Students gathered at Washburn University Memorial Union for open mic poetry event with support organization booths

Kansas Students Share Healing Through Poetry Event

✨ Faith Restored

Around 30 Washburn University students gathered for an annual poetry reading where survivors shared their stories and found community. The event, running since 2017, offers a safe space for healing through creative expression.

When words feel impossible, sometimes poetry can say everything.

Around 30 students gathered at Washburn University's Memorial Union on April 7 for Ichabods Speak Out, an annual open mic event where survivors share their experiences through poetry. The event has provided a safe space for healing and connection every April since 2017.

Dennis Etzel Jr., a senior English lecturer, and Jericho Hockett, a psychology professor, organize the gathering each year during Sexual Assault Awareness Month. They created the event to give students a supportive environment where they could express difficult experiences in their own unique ways.

Students shared powerful poems about surviving toxic relationships and trauma. Tyler Naquin, representing Sigma Lambda Gamma's Tau Zeta chapter, read a piece that included the line, "If you have to beg, then you are begging the wrong person." Another student shared, "I never wanted it, I never asked for it, but he said it was my gift."

The readings weren't just about pain. Many poems moved toward hope and healing, showing the journey beyond trauma.

Kansas Students Share Healing Through Poetry Event

Remington Beard-Alvarado, a junior psychology major, reminded attendees that no one experiences trauma the same way and there's no perfect way to be a survivor. Her message was simple: survivors aren't alone, and campus support is available.

Why This Inspires

The event went beyond poetry readings. Organizations like the Young Women's Christian Association and Unite for Reproductive and Gender Equity set up booths offering real resources including counseling information, hotline numbers, and support materials.

Frances Knudsen, a junior psychology major attending her first Ichabods Speak Out, said the poems helped her understand what survivors experience. She particularly appreciated how several pieces acknowledged trauma but ended with empowerment and hope for healing.
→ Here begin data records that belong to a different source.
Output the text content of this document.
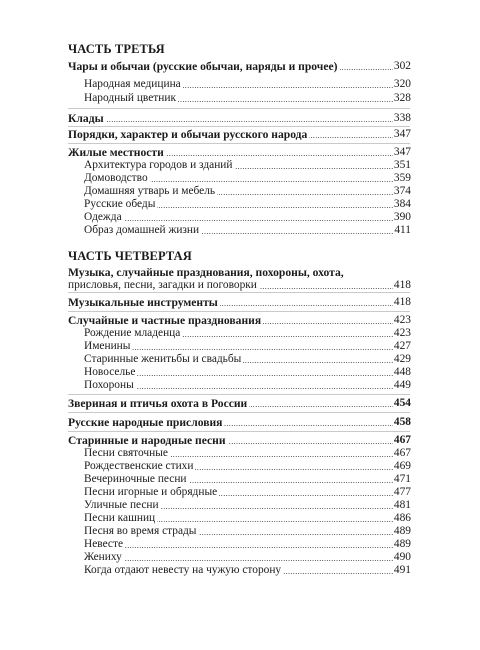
ЧАСТЬ ТРЕТЬЯ
Чары и обычаи (русские обычаи, наряды и прочее) .....	302
Народная медицина .....	320
Народный цветник .....	328
Клады .....	338
Порядки, характер и обычаи русского народа .....	347
Жилые местности .....	347
Архитектура городов и зданий .....	351
Домоводство .....	359
Домашняя утварь и мебель .....	374
Русские обеды .....	384
Одежда .....	390
Образ домашней жизни .....	411
ЧАСТЬ ЧЕТВЕРТАЯ
Музыка, случайные празднования, похороны, охота,
присловья, песни, загадки и поговорки .....	418
Музыкальные инструменты .....	418
Случайные и частные празднования .....	423
Рождение младенца .....	423
Именины .....	427
Старинные женитьбы и свадьбы .....	429
Новоселье .....	448
Похороны .....	449
Звериная и птичья охота в России .....	454
Русские народные присловия .....	458
Старинные и народные песни .....	467
Песни святочные .....	467
Рождественские стихи .....	469
Вечериночные песни .....	471
Песни игорные и обрядные .....	477
Уличные песни .....	481
Песни кашниц .....	486
Песня во время страды .....	489
Невесте .....	489
Жениху .....	490
Когда отдают невесту на чужую сторону .....	491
Students could take breaks whenever needed, reinforcing that self-care comes first. Organizers distributed copies of "Kansas Speaks Out: Poems in the Age of Me, Too," a collection celebrating survivor voices.

Beard-Alvarado offered advice for anyone hesitant to share their story: "Your own journey is going to run its course, taking care of yourself is the most important thing. Find those resources that you can lean on and those people that you can lean on as well."

The event closed with a reminder that no need is too small for support.